I’m following the engaging discussion and strong opinions on Abi’s alleged bias in the IIT-JEE.
He has a compelling argument on how the IIT-JEE doesn’t serve the purpose of standardization. Though it’s not clear that it is intended to do that.
Instead, what does JEE do? Does it pose questions at a level at which
our high school boards cover physics, math and chemistry? Hell, no!
Does it have questions that a good student can even attempt to answer
without any specialized coaching? No again.
My personal experience with the JEE has been similar. With a 1057 rank, I was able to get into the Chemical Engineering department at IIT-Kharagpur. However, it took me a full two years of coaching classes covering subject matter completely different from my higher secondary school curriculum.

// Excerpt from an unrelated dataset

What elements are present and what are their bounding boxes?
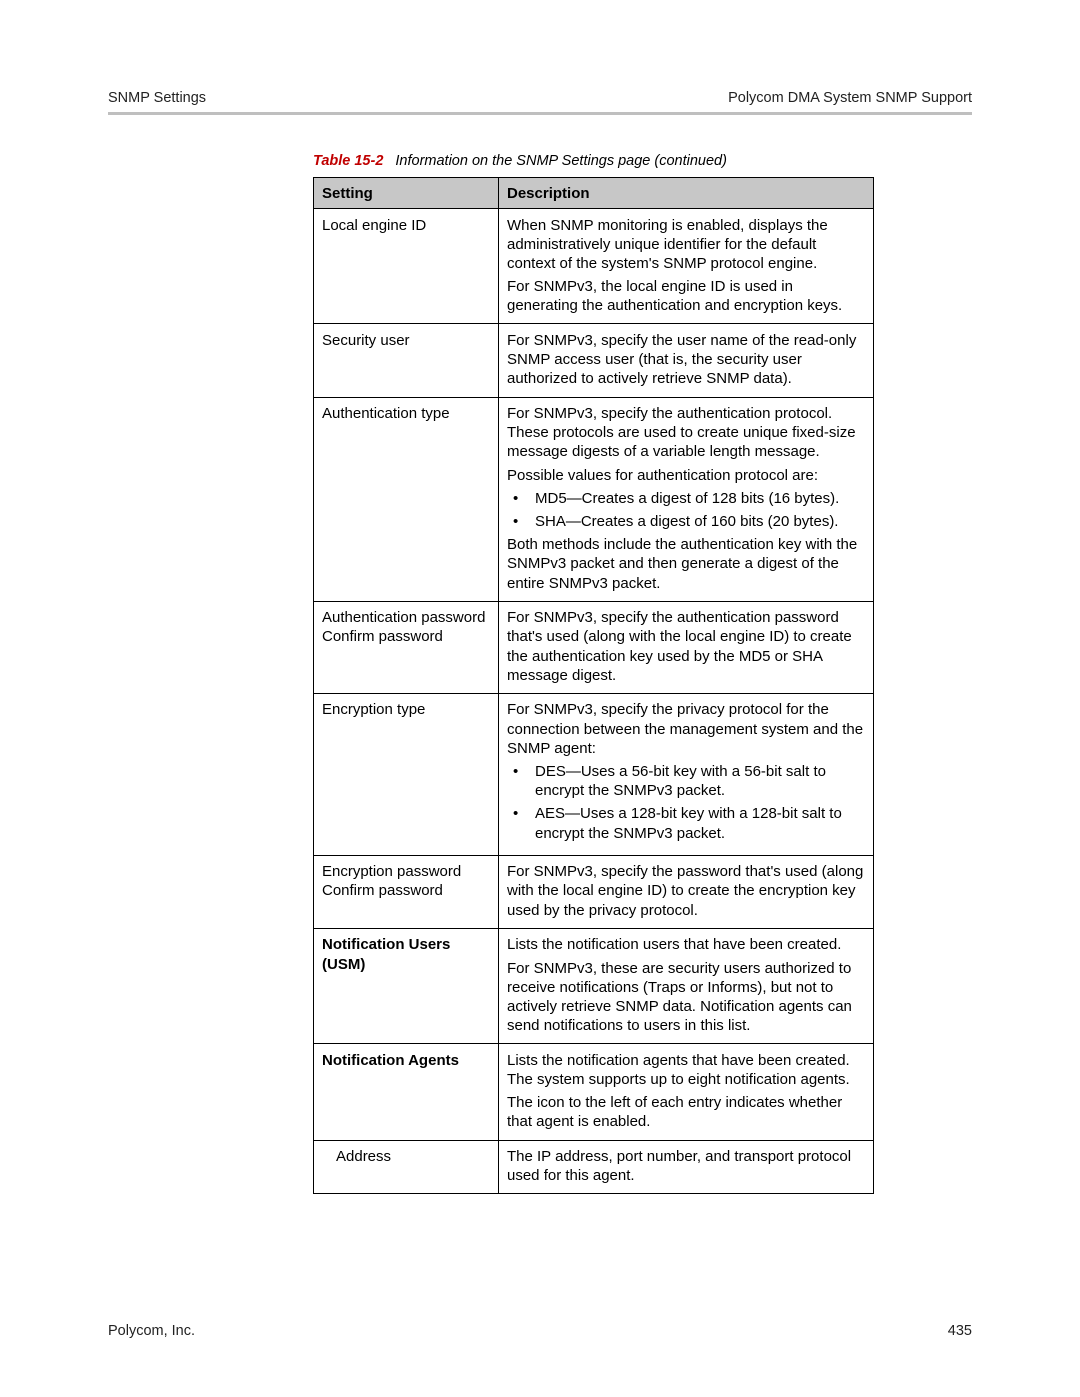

In the final two months before the exam, I was close to mental fatigue juggling these two disparate syllabi. I went through with the exam but also know a number of close friends who decided that it was not worth the extra effort.
I completely agree with Abi’s closing point,
In its current form, JEE is like a “Prize” exam. It should not be.
Because, a seat at an IIT should not be a “Prize”. Many of us seem to
think that it is, but it should not be. IITs are about education, and
should stay that way. As premier institutions, they should dump the
current format and go for one that does the simple job of standardizing
across India’s many school exam boards.
Comments (2)
Wow, thanks for your very supportive words!
I took JEE coaching classes and dropped out of them because they seemed useless compared to studying at home. In those days, JEE syllabus used to match pretty closely to CBSE’s syllabus. The big difference was JEE’s focus on problem-solving as opposed to theory and learning by rote a la board exams. The key factor is that JEE requires practice at problem-solving. Whether you do it through a coaching class or sitting at home is irrelevant. Coaching classes facilitate this practice - they do not give some secret mantra to their students.
Therefore, this idea of coaching classes being something bad for IIT is total BS in my opinion.
Also to your point about disparate syllabi - India has umpteen numbers of education boards which are a necessity owing to the federated structure of our country and society. It will never be possible to standardize JEE to meet the syllabi of all these boards.
IIT seat’s prize factor has everything to do with demand and supply and little to do with what exact questions or syllabus of JEE.